FileNotFoundException:文件文件:/path/to/file/in.txt不存在或运行Flink的用户没有足够的权限来访问它

时间:2017-05-13 00:59:37

标签: python apache-flink

我尝试使用flink和python batch api测试Wordcount经典示例。 我的问题是,在将数据源从env.from_elements()修改为env.read_text()后(对于更大的测试用例),会发生错误。
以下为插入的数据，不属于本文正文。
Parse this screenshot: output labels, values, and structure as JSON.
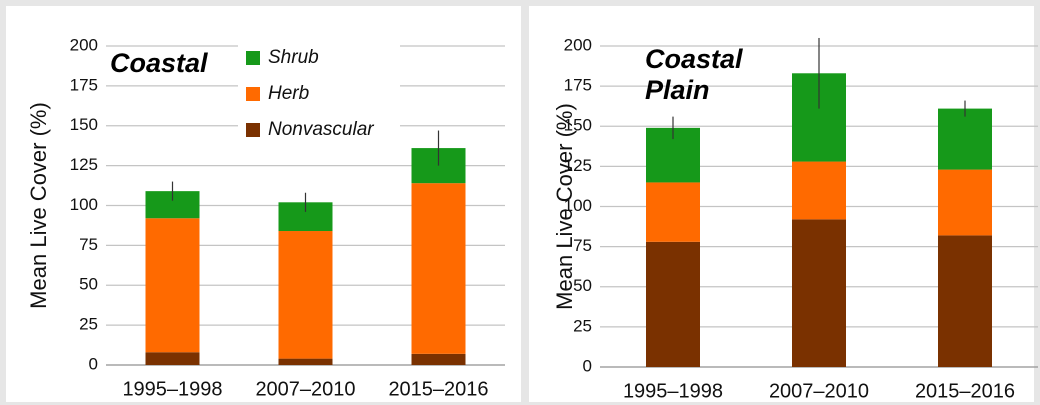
{
  "chart_data": [
    {
      "type": "stacked_bar",
      "title": "Coastal",
      "y_label": "Mean Live Cover (%)",
      "categories": [
        "1995–1998",
        "2007–2010",
        "2015–2016"
      ],
      "series": [
        {
          "name": "Shrub",
          "color": "#16991a",
          "values": [
            17,
            18,
            22
          ],
          "errors": [
            6,
            6,
            11
          ]
        },
        {
          "name": "Herb",
          "color": "#ff6a00",
          "values": [
            84,
            80,
            107
          ]
        },
        {
          "name": "Nonvascular",
          "color": "#7a3100",
          "values": [
            8,
            4,
            7
          ]
        }
      ],
      "ylim": [
        0,
        200
      ],
      "yticks": [
        0,
        25,
        50,
        75,
        100,
        125,
        150,
        175,
        200
      ],
      "grid": true,
      "legend": "top-center"
    },
    {
      "type": "stacked_bar",
      "title": "Coastal Plain",
      "y_label": "Mean Live Cover (%)",
      "categories": [
        "1995–1998",
        "2007–2010",
        "2015–2016"
      ],
      "series": [
        {
          "color": "#16991a",
          "values": [
            34,
            55,
            38
          ],
          "errors": [
            7,
            22,
            5
          ]
        },
        {
          "color": "#ff6a00",
          "values": [
            37,
            36,
            41
          ]
        },
        {
          "color": "#7a3100",
          "values": [
            78,
            92,
            82
          ]
        }
      ],
      "ylim": [
        0,
        200
      ],
      "yticks": [
        0,
        25,
        50,
        75,
        100,
        125,
        150,
        175,
        200
      ],
      "grid": true
    }
  ]
}
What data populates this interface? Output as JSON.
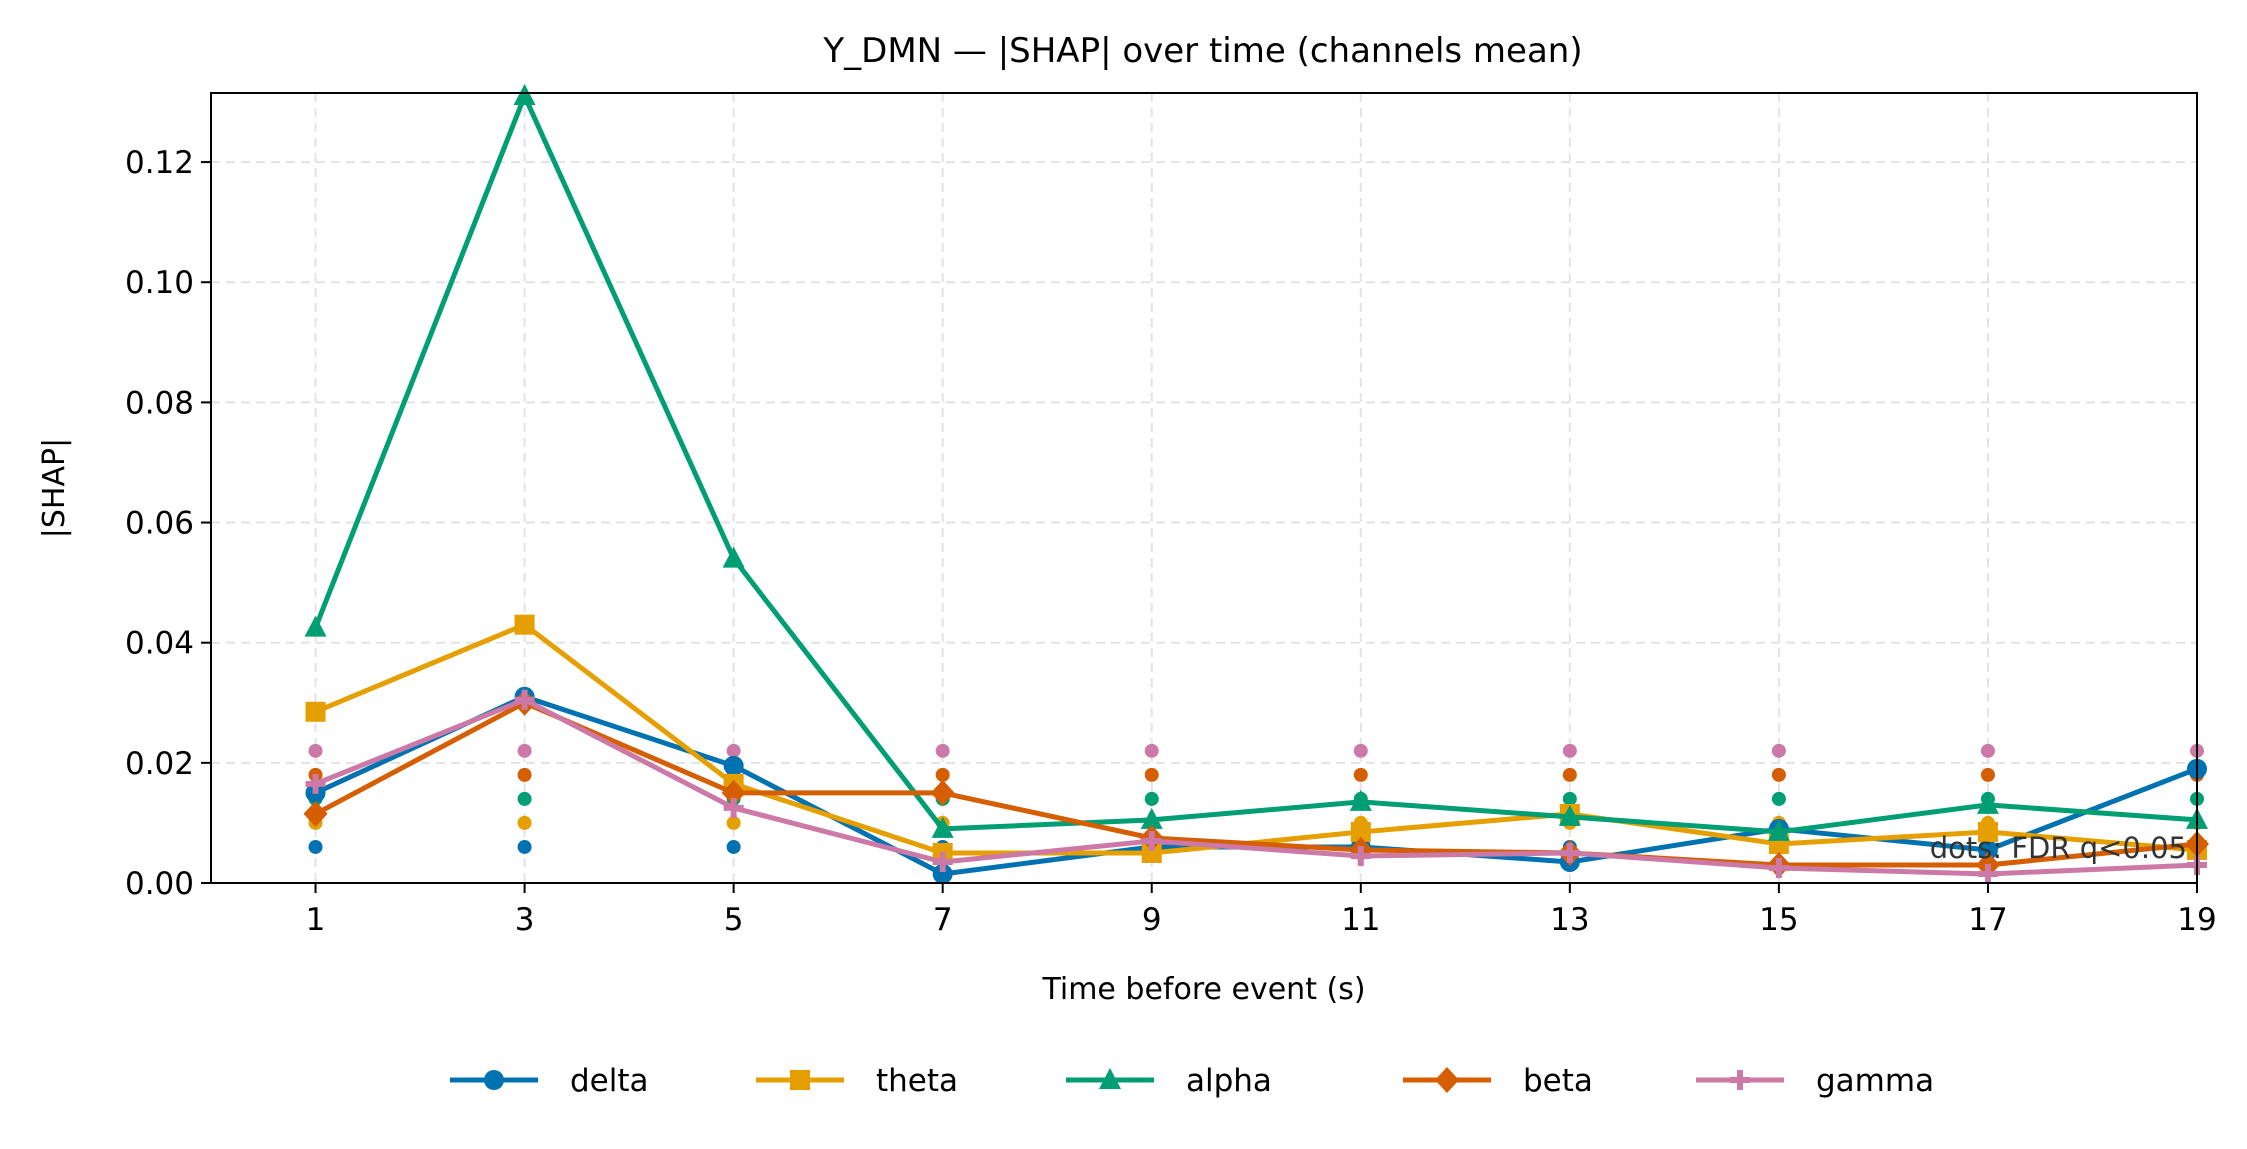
{
  "chart_data": {
    "type": "line",
    "title": "Y_DMN — |SHAP| over time (channels mean)",
    "xlabel": "Time before event (s)",
    "ylabel": "|SHAP|",
    "x": [
      1,
      3,
      5,
      7,
      9,
      11,
      13,
      15,
      17,
      19
    ],
    "x_ticks": [
      "1",
      "3",
      "5",
      "7",
      "9",
      "11",
      "13",
      "15",
      "17",
      "19"
    ],
    "xlim": [
      0,
      19
    ],
    "ylim": [
      0,
      0.1315
    ],
    "y_ticks": [
      "0.00",
      "0.02",
      "0.04",
      "0.06",
      "0.08",
      "0.10",
      "0.12"
    ],
    "grid": true,
    "legend_position": "bottom-center",
    "annotation": "dots: FDR q<0.05",
    "series": [
      {
        "name": "delta",
        "color": "#0072B2",
        "marker": "circle",
        "values": [
          0.015,
          0.031,
          0.0195,
          0.0015,
          0.006,
          0.006,
          0.0035,
          0.009,
          0.0055,
          0.019
        ],
        "sig_y": 0.006,
        "sig_x": [
          1,
          3,
          5,
          7,
          9,
          11,
          13,
          15,
          17,
          19
        ]
      },
      {
        "name": "theta",
        "color": "#E69F00",
        "marker": "square",
        "values": [
          0.0285,
          0.043,
          0.0165,
          0.005,
          0.005,
          0.0085,
          0.0115,
          0.0065,
          0.0085,
          0.0055
        ],
        "sig_y": 0.01,
        "sig_x": [
          1,
          3,
          5,
          7,
          9,
          11,
          13,
          15,
          17,
          19
        ]
      },
      {
        "name": "alpha",
        "color": "#009E73",
        "marker": "triangle",
        "values": [
          0.0425,
          0.131,
          0.054,
          0.009,
          0.0105,
          0.0135,
          0.011,
          0.0085,
          0.013,
          0.0105
        ],
        "sig_y": 0.014,
        "sig_x": [
          1,
          3,
          5,
          7,
          9,
          11,
          13,
          15,
          17,
          19
        ]
      },
      {
        "name": "beta",
        "color": "#D55E00",
        "marker": "diamond",
        "values": [
          0.0115,
          0.03,
          0.015,
          0.015,
          0.0075,
          0.0055,
          0.005,
          0.003,
          0.003,
          0.0065
        ],
        "sig_y": 0.018,
        "sig_x": [
          1,
          3,
          5,
          7,
          9,
          11,
          13,
          15,
          17,
          19
        ]
      },
      {
        "name": "gamma",
        "color": "#CC79A7",
        "marker": "plus",
        "values": [
          0.0165,
          0.0305,
          0.0125,
          0.0035,
          0.007,
          0.0045,
          0.005,
          0.0025,
          0.0015,
          0.003
        ],
        "sig_y": 0.022,
        "sig_x": [
          1,
          3,
          5,
          7,
          9,
          11,
          13,
          15,
          17,
          19
        ]
      }
    ]
  }
}
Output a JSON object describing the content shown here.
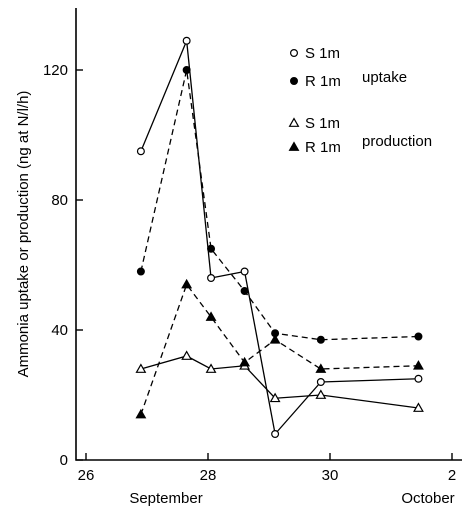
{
  "chart_data": {
    "type": "line",
    "ylabel": "Ammonia uptake or production (ng at N/l/h)",
    "xlabel": "",
    "xlim": [
      26,
      32
    ],
    "ylim": [
      0,
      140
    ],
    "x_ticks": [
      "26",
      "28",
      "30",
      "2"
    ],
    "y_ticks": [
      "0",
      "40",
      "80",
      "120"
    ],
    "month_labels": [
      "September",
      "October"
    ],
    "legend_group_labels": [
      "uptake",
      "production"
    ],
    "series": [
      {
        "name": "S 1m",
        "group": "uptake",
        "marker": "open-circle",
        "line": "solid",
        "x": [
          26.9,
          27.65,
          28.05,
          28.6,
          29.1,
          29.85,
          31.45
        ],
        "y": [
          95,
          129,
          56,
          58,
          8,
          24,
          25
        ]
      },
      {
        "name": "R 1m",
        "group": "uptake",
        "marker": "filled-circle",
        "line": "dashed",
        "x": [
          26.9,
          27.65,
          28.05,
          28.6,
          29.1,
          29.85,
          31.45
        ],
        "y": [
          58,
          120,
          65,
          52,
          39,
          37,
          38
        ]
      },
      {
        "name": "S 1m",
        "group": "production",
        "marker": "open-triangle",
        "line": "solid",
        "x": [
          26.9,
          27.65,
          28.05,
          28.6,
          29.1,
          29.85,
          31.45
        ],
        "y": [
          28,
          32,
          28,
          29,
          19,
          20,
          16
        ]
      },
      {
        "name": "R 1m",
        "group": "production",
        "marker": "filled-triangle",
        "line": "dashed",
        "x": [
          26.9,
          27.65,
          28.05,
          28.6,
          29.1,
          29.85,
          31.45
        ],
        "y": [
          14,
          54,
          44,
          30,
          37,
          28,
          29
        ]
      }
    ],
    "grid": false,
    "legend_position": "top-right"
  }
}
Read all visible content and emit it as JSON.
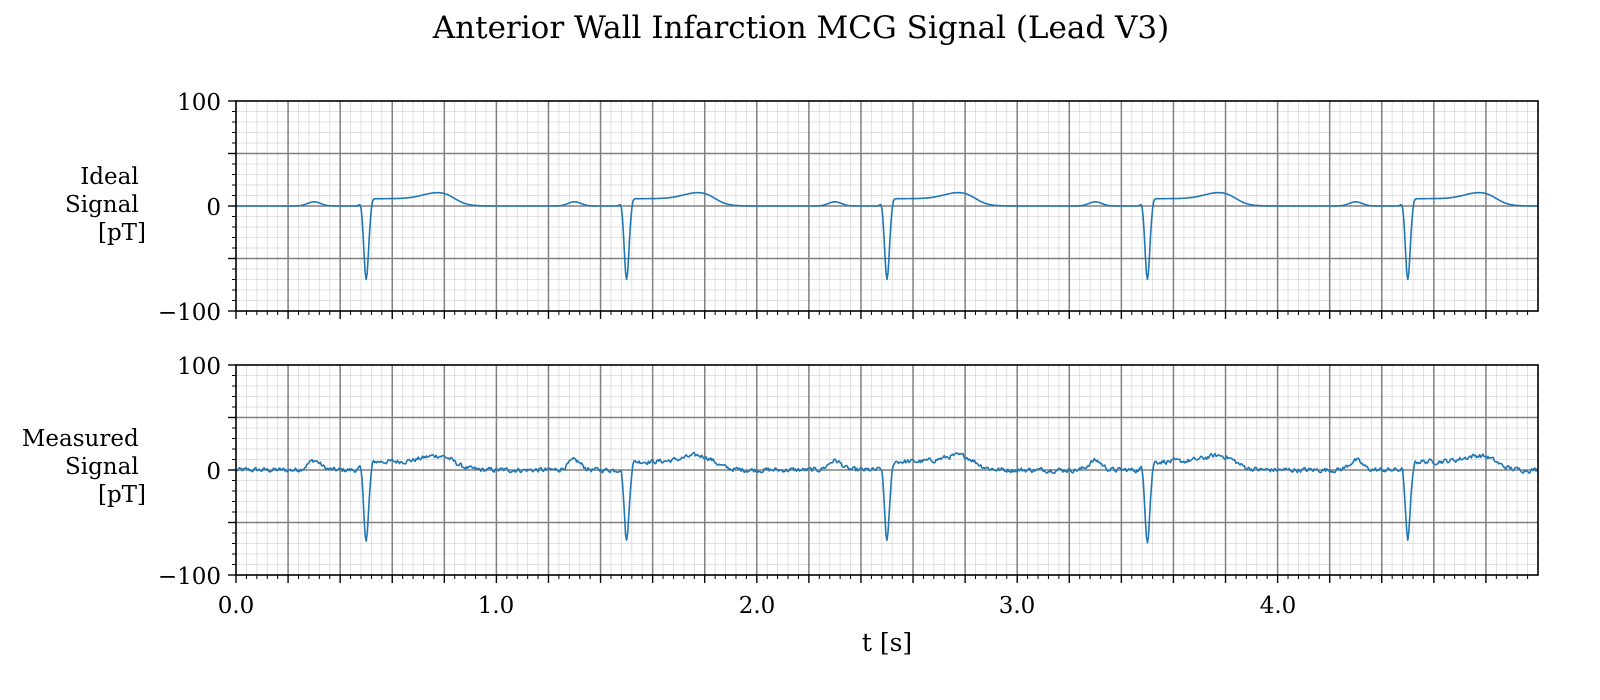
{
  "chart_data": {
    "type": "line",
    "title": "Anterior Wall Infarction MCG Signal (Lead V3)",
    "xlabel": "t [s]",
    "x_range": [
      0.0,
      5.0
    ],
    "x_tick_labels": [
      "0.0",
      "1.0",
      "2.0",
      "3.0",
      "4.0"
    ],
    "x_tick_values": [
      0.0,
      1.0,
      2.0,
      3.0,
      4.0
    ],
    "grid": true,
    "line_color": "#1f77b4",
    "panels": [
      {
        "id": "ideal",
        "ylabel": [
          "Ideal",
          "Signal",
          "[pT]"
        ],
        "ylim": [
          -100,
          100
        ],
        "y_tick_labels": [
          "100",
          "0",
          "−100"
        ],
        "y_tick_values": [
          100,
          0,
          -100
        ],
        "series": {
          "beat_times_s": [
            0.5,
            1.5,
            2.5,
            3.5,
            4.5
          ],
          "p_wave": {
            "offset_s": -0.2,
            "amplitude_pT": 4
          },
          "q_wave": {
            "offset_s": -0.02,
            "amplitude_pT": 4
          },
          "qs_trough": {
            "offset_s": 0.0,
            "amplitude_pT": -70
          },
          "st_level_pT": 7,
          "t_wave": {
            "offset_s": 0.28,
            "amplitude_pT": 13
          },
          "noise_pT": 0
        }
      },
      {
        "id": "measured",
        "ylabel": [
          "Measured",
          "Signal",
          "[pT]"
        ],
        "ylim": [
          -100,
          100
        ],
        "y_tick_labels": [
          "100",
          "0",
          "−100"
        ],
        "y_tick_values": [
          100,
          0,
          -100
        ],
        "series": {
          "beat_times_s": [
            0.5,
            1.5,
            2.5,
            3.5,
            4.5
          ],
          "p_wave": {
            "offset_s": -0.2,
            "amplitude_pT": 9
          },
          "q_wave": {
            "offset_s": -0.02,
            "amplitude_pT": 4
          },
          "qs_trough": {
            "offset_s": 0.0,
            "amplitude_pT": -67
          },
          "st_level_pT": 8,
          "t_wave": {
            "offset_s": 0.28,
            "amplitude_pT": 14
          },
          "noise_pT": 2.5
        }
      }
    ]
  }
}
以下代码描述了我的实现。

[...]
if __name__ == "__main__":
env = get_environment()
input_file = 'file:///workfile.txt/'

if len(sys.argv) != 1 and len(sys.argv) != 3:
    sys.exit("Usage: ./bin/pyflink.sh WordCount[ - <text path> <result path>]")

if len(sys.argv) == 3:
    data = env.read_text(sys.argv[1])
else:
    #data = env.from_elements("hello","world","hello","car","tree","data","hello","car","tree","data","hello","car","tree","data","hello","car","tree","data","hello","car","tree","data","hello","car","tree","data","hello","car","tree","data","hello","car","tree","data","hello","car","tree","data","hello","car","tree","data","hello","car","tree","data","hello","car","tree","data","hello","car","tree","data","hello","car","tree","data","hello","car","tree","data","hello","car","tree","data","hello","car","tree","data","hello","car","tree","data","hello","car","tree","data","hello","car","tree","data","hello","car","tree","data","hello","car","tree","data","hello","car","tree","data","hello","car","tree","data","hello","car","tree","data","hello","car","tree","data","hello","car","tree","data","hello","car","tree","data","hello","car","tree","data","hello","car","tree","data","hello")
    data = env.read_text(input_file)

result = data \
    .flat_map(Tokenizer()) \
    .group_by(1) \
    .reduce_group(Adder(), combinable=True) \

if len(sys.argv) == 3:
    result.write_csv(sys.argv[2])
else:
    result.output()
[...]

执行上面的代码,抛出文件权限错误。更具体地说,以下消息

引起:org.apache.flink.runtime.JobException:创建输入拆分导致错误:文件文件:/workfile.txt不存在或运行Flink的用户(&#39;用户&#39;)访问权限不足。

PS:搜索了一个解决方案,但找不到任何东西。如果这个问题已经解决了,我会很感激重定向。

1 个答案:

答案 0 :(得分:2)

我认为&#34; workfile.txt&#34;应该是一条相对的道路。但是,您不能拥有带有方案的相关文件(&#34; file:///&#34;)。

请提供完整的绝对路径,它应该有效。

请注意,当我们在临时位置执行脚本时,相对路径通常不会与Python API一起工作。